The old trail had never been used for wagons, but had been exclusively given over to pack-burros. Consequently it was narrow, and there were places where bunches of cactus grew so close that the boys had to leave their saddles and trundle their machines past by hand, in order to keep the sharp spines from puncturing the tires.
When the cactus bunches ceased to bother, the pack-trail swung into rocky ground, and the boys had to do some hair-raising stunts in following a bit of shelf with a sheer drop of thirty or forty feet on one side of them and a straight up-and-down wall on the other.
At last the trail climbed over a ridge and into easier ground. Huge piles of rocks flanked both sides of the way, but the going was smooth and level.
While they were passing through this strip of country, Matt suddenly heard voices behind him and to the left of the trail. The voices came from a considerable distance, and were muffled and indistinct, but Matt heard them plainly enough.

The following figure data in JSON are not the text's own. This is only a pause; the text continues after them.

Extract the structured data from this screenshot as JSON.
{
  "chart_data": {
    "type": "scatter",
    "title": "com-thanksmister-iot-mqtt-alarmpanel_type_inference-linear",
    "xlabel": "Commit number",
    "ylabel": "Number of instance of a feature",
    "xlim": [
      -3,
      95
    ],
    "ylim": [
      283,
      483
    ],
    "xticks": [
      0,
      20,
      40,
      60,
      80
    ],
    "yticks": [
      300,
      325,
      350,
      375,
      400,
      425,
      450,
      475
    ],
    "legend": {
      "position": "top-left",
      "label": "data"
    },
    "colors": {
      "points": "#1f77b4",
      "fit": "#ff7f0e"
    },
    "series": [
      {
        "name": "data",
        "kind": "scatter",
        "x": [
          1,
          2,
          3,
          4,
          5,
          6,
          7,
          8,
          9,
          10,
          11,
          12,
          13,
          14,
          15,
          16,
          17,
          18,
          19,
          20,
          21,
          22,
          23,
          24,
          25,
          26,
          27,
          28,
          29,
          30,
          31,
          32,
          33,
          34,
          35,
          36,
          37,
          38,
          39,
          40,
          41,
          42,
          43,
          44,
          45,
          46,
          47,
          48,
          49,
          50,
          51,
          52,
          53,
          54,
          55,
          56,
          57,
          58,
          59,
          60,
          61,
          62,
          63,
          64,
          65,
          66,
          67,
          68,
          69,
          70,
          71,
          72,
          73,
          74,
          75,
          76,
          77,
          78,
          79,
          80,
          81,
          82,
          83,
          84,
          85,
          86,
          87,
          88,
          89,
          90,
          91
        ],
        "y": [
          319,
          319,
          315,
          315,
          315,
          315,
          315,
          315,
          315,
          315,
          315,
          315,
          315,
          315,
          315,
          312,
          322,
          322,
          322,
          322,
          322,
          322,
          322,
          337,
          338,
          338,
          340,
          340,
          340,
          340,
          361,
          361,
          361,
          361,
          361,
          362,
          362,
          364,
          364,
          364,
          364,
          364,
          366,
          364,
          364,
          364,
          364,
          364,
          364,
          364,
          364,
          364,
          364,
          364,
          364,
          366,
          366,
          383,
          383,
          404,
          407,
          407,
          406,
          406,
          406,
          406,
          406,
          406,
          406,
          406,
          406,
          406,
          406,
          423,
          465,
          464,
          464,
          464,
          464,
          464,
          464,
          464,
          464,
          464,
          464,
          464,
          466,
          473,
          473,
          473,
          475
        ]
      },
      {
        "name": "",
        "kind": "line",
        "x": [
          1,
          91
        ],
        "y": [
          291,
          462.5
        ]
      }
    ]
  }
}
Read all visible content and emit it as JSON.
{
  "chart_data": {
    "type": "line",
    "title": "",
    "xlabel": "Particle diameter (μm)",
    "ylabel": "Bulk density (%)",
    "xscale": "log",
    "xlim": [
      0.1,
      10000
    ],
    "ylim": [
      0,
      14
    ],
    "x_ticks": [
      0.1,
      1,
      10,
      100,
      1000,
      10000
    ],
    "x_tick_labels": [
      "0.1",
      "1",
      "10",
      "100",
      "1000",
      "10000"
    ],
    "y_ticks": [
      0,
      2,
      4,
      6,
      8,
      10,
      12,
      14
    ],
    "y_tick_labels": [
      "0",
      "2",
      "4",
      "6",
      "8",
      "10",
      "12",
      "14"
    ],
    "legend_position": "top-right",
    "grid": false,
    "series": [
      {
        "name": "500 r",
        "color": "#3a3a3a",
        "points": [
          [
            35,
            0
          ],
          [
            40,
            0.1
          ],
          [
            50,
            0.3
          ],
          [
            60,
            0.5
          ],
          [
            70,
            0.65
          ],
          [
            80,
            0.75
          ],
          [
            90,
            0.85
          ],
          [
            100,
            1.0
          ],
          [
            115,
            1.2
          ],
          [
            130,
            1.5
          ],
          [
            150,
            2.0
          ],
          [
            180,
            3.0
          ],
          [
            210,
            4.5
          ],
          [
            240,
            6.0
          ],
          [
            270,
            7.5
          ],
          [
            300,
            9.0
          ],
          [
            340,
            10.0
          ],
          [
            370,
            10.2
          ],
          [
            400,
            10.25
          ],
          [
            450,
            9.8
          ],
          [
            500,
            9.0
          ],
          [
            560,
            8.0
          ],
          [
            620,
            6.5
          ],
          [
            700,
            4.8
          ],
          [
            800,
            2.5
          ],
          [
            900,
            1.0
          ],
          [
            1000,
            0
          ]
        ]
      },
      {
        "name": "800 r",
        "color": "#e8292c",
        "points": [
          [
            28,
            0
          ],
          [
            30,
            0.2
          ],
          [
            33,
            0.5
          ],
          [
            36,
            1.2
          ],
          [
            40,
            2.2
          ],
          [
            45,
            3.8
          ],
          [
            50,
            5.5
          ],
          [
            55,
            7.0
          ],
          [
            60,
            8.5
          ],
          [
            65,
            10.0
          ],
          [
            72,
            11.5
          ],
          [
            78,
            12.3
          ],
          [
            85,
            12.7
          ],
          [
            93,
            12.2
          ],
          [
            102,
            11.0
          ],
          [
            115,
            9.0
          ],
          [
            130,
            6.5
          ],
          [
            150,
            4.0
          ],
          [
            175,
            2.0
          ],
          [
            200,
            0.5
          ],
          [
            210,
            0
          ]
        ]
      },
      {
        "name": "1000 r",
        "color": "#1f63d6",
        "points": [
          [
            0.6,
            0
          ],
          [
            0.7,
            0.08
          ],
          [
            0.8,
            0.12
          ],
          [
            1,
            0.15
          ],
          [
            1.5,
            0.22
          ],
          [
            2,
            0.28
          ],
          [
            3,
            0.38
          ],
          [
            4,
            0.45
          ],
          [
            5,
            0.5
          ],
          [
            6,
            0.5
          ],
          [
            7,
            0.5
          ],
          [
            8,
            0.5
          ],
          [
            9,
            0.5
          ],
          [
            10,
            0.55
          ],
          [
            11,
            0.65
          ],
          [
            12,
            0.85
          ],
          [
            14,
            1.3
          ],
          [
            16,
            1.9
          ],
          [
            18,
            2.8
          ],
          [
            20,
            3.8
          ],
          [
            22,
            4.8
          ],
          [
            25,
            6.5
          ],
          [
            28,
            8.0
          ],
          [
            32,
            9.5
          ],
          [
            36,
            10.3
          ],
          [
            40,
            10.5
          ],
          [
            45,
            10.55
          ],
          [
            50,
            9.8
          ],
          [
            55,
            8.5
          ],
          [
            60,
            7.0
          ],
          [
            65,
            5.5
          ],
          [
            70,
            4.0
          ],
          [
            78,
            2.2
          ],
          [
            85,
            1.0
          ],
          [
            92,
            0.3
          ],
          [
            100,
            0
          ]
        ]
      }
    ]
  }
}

"Chub!" he called in a guarded tone, "ride around that pile of rocks on the left. Some one's coming behind us and we'd better wait and see who it is."
Without pausing to ask any useless questions, Chub swerved from the trail and guided his motor-cycle around the heap of boulders referred to by Matt. Matt followed him, and they screened themselves and their wheels as well as they could and peered curiously back along the trail.
[CHAPTER VIII.]
TOO LATE!
As the boys breathlessly watched, they saw a burro emerge from among the rocks on the left of the trail. There was no load on the burro's back, and the shaggy little animal was being driven by two ruffianly-looking men. One of the men had a club, and every once in a while he would reach over and hit the burro a heavy blow. The burro would flinch and leap ahead; then, apparently forgetting what had happened, would lag again and the blow would be repeated.